Alcuni anni fa ad esempio era assurta alle cronache la notizia di una ragazza giapponese che aveva deciso di sposare un personaggio virtuale da lei creato e personalizzato, matrimonio consumatosi nella prefettura della città di Okayama, con tanto di anello nuziale.
E ancora, una ragazza americana, dopo aver creato una relazione con un chatbot, ha chiesto il divorzio dal marito.
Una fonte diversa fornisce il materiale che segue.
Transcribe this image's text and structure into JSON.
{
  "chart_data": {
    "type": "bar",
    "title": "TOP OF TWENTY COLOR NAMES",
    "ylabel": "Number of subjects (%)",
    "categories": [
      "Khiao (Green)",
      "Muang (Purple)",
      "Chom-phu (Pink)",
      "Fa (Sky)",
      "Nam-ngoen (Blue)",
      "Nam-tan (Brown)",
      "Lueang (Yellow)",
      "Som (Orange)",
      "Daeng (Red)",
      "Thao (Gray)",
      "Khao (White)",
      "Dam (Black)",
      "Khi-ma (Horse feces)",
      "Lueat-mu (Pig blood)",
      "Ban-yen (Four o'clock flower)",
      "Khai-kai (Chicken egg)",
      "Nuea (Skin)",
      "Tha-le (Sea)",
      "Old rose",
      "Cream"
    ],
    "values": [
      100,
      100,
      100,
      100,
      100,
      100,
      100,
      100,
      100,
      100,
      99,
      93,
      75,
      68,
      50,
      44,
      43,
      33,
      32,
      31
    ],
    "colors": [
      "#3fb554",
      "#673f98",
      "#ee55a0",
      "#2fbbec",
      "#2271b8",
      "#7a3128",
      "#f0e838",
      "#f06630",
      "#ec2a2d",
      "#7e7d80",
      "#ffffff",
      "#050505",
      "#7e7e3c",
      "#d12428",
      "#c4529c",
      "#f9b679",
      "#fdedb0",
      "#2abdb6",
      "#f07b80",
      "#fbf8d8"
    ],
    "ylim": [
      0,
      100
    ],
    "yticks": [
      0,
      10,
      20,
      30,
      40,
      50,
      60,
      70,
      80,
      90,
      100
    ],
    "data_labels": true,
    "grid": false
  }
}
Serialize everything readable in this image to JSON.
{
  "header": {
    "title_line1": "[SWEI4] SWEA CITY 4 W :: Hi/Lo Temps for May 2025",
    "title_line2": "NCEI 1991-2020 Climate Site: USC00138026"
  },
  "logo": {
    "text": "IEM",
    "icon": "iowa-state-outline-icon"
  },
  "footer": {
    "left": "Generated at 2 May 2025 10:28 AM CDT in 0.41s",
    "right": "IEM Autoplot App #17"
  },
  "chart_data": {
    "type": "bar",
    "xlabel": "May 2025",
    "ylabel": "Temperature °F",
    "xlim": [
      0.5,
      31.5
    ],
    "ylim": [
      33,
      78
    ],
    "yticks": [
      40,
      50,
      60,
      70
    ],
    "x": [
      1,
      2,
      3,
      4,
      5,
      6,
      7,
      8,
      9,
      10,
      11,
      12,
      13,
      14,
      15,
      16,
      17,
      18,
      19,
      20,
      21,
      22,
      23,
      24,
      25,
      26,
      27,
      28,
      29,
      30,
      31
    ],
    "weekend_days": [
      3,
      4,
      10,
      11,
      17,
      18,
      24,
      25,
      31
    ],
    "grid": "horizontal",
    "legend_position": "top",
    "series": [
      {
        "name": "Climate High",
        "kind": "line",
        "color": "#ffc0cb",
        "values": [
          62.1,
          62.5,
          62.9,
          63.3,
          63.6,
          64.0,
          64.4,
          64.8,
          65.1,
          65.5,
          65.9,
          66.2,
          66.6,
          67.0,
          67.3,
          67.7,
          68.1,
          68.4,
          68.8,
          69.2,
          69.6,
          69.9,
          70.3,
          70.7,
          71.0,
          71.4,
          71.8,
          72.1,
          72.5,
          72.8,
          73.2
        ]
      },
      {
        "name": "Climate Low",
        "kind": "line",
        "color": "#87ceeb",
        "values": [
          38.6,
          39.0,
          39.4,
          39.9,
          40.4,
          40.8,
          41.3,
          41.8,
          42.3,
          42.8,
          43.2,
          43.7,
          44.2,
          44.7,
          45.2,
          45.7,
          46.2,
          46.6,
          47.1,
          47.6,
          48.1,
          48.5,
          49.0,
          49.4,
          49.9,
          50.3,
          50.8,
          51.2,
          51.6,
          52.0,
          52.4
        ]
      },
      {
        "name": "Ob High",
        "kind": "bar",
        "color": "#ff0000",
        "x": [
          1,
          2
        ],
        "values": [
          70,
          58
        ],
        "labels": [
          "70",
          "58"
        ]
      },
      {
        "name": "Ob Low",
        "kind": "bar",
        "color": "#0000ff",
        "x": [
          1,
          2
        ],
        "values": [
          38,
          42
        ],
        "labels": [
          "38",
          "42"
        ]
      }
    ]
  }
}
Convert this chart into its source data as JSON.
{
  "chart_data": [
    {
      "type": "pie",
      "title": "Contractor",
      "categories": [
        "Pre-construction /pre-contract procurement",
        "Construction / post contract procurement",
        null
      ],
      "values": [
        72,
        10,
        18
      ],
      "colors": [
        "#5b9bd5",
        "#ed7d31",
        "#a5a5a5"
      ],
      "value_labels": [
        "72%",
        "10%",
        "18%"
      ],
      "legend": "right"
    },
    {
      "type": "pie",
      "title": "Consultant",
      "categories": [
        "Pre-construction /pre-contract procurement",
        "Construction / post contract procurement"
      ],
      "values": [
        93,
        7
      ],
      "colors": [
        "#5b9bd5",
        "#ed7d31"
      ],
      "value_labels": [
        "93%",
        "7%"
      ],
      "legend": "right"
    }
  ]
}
Quello vero.
E sempre negli Stati Uniti una donna ha creato il suo chatbot ideale su ChatGPT, ha vissuto con lui una relazione sentimentale a tutti gli effetti e dopo circa un anno e mezzo ha deciso di ghostarlo: “Diceva sempre di sì e non mi offriva più alcuno stimolo reale” dichiara alla stampa.
Vai a capire le donne.

Con questi presupposti la strada che attende le nuove generazioni è decisamente in salita.
Affrontare il rischio di un innamoramento sbagliato, o comunque faticare per trovare l’amore giusto, non è più consentito.
Troppa fatica.
Meglio costruire il proprio innamoramento dal nulla e col nulla: in questo modo è vero che non raggiungeremo le vette della gioia e del piacere ma è anche vero che non dovremo sopportare la delusione e la sconfitta.
Non saremo nemmeno più capaci di guadagnarci l’amore.